Foi convidada gentilmente a ir até o Recursos Humanos assinar sua carta de demissão.
Então Marilda chegava cedo. Guardava seus pertences no gavetão direito da mesa, trocava a sapatilha pelo salto alto, corria até o banheiro velho no fim do corredor recoberto de pastilhas já escurecidas para passar um batom – vermelho! O prédio antigo da 24 de Maio ficava ao lado da Mesbla. Da pequena janela toda enfumaçada pela poluição era possível ver um pedaço do Teatro Municipal. E lá em baixo, a vitrine da Piter da Praça Ramos – somente para ser vista porque o salário não era suficiente para passar de suas vitrines. Após passar o batom ia até a copa, conjugada com o velho banheiro, passar um café. Gostava do café bem doce, então caprichava no açúcar. Além disso sabia que os meninos da Contabilidade chegariam logo, e teriam momentos de risadas gostosas antes de começar o trabalho.
O único problema naquelas manhãs era a presença do gerente da cobrança. Parece que o cara adivinhava quando ela chegava mais cedo! Tinha o péssimo hábito de falar no seu pescoço, ali, na curva da orelha com o ombro. Não gostava daquilo. Como sua altura nunca foi objeto de admiração, e o bendito homem além de corpulento, era mais alto. Ficava apertada entre o filtro de água, velha moringa de barro, e o bule de café fumegante. E o homem teimava em fechar a porta e contar suas vantagens como o mais galã dos seres na terra.
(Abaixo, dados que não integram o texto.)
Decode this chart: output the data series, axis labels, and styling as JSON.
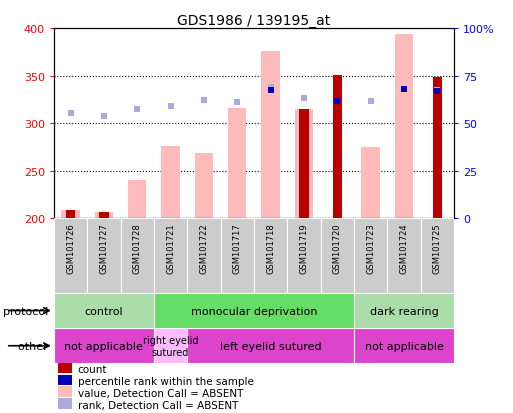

Ela tentava se desvencilhar do sujeito, mas ele segurava a porta com um pé, e debruçava na pia tomando o café, com os olhos a lhe percorrer o corpo. Depois, colocava a xícara na pia, sem se dar ao trabalho de lavar, coçava o baixo ventre, soltava a fivela do cinto, ajustava a calça na cintura, e saia da copa prendendo o cinto novamente, com olhares lascivos como se algo tivesse ocorrido naquele ambiente exíguo da copa. Isso quando não esticava seus dedos de unhas grandes no decote de sua blusa. Não gostava daquilo! Não! Definitivamente não gostava, mas não tinha com quem reclamar.
Como trabalhava na recepção do escritório, conhecia todos, conversava com todos, e quando parou de fazer o café, todos perceberam. Foram lhe perguntar porque não mais fazia o café. Desconversou. Não queria ter contato com o cara da cobrança, mas também não queria falar sobre o assunto com os colegas, pois com certeza alguns pensariam que ela estava dando mole para o sujeito. Até que um dia, chegando mais cedo, e com uma vontade danada de tomar café, foi até a copa e começou a prepará-lo. Como estava distante da recepção, não ouviu o barulho da porta de entrada. Só percebeu que não estava só quando a porta da copa se abriu e ele entrou, passou a mão no trinco e fechou. Ela entrou em pânico. Ele a acalmou, disse que não iria fazer nada que ela não quisesse, nada que ela não estivesse pedindo a tempos. Puxou seus braços e tentou beijá-la.
Num súbito de força encontrada não se sabe onde, empurrou o cara contra a pia, conseguiu abrir a porta e saiu correndo, dando de frente com o proprietário da empresa. Não se conteve. Contou tudo. Todo o assédio sofrido desde o dia que entrara na empresa, as passadas de mão, as roçadas de cotovelo em seus seios, dos esbarrões pelo corredor, das encoxadas pelas costas, da mão boba no braço, dos afagos no cabelo, das falas pornográficas, enfim, contou tudo.
Foi convidada gentilmente a ir até o Recursos Humanos assinar sua carta de demissão.